HOP is not a framework for avoiding individual accountability. There are situations — willful violations, reckless behavior, clear misconduct — where individual accountability is absolutely appropriate. HOP doesn't say otherwise. What it says is that most errors are not willful, and that defaulting to blame for normal human error is counterproductive.

Know the difference. Hold people accountable for the things that warrant it. But don't conflate accountability with blame, and don't reach for discipline as a first response to every error.

Better System Thinking, Better Outcomes

HOP, at its core, is an invitation to be more curious and less reactive. It asks you to slow down when something goes wrong and actually understand why — not at the surface level, not at the person level, but at the system level.

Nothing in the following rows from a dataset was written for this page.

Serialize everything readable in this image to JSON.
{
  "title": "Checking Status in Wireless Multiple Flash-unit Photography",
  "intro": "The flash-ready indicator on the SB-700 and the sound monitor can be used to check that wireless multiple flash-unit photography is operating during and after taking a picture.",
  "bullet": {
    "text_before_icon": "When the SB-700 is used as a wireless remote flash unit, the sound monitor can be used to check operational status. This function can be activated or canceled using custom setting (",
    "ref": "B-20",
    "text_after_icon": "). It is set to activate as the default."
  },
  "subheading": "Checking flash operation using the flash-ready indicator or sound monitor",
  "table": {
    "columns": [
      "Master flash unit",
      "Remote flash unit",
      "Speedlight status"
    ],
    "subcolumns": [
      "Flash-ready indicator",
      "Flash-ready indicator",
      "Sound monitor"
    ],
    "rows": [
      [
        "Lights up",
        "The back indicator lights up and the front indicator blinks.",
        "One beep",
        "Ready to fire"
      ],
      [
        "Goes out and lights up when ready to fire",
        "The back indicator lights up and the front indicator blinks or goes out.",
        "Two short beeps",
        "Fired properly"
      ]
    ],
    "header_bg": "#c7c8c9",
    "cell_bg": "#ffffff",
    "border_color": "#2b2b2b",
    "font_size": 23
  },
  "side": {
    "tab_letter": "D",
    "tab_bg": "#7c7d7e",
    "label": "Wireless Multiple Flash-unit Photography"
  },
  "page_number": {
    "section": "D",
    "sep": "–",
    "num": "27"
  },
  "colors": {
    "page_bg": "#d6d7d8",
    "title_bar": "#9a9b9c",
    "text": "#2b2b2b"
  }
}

Organizations that do this well don't just have better incident investigations. They have better safety performance overall. Because they're actually learning from what happens, actually fixing the right things, and actually building systems where it's easier to work safely than to work unsafely.

That's the goal. HOP is one of the clearest paths to getting there.

It's not a buzzword. It's not a program you roll out and complete. It's a way of thinking about your work — one that produces better questions, better investigations, and better outcomes over time.

Start with the next thing that goes wrong. Ask why the system allowed it. Go from there.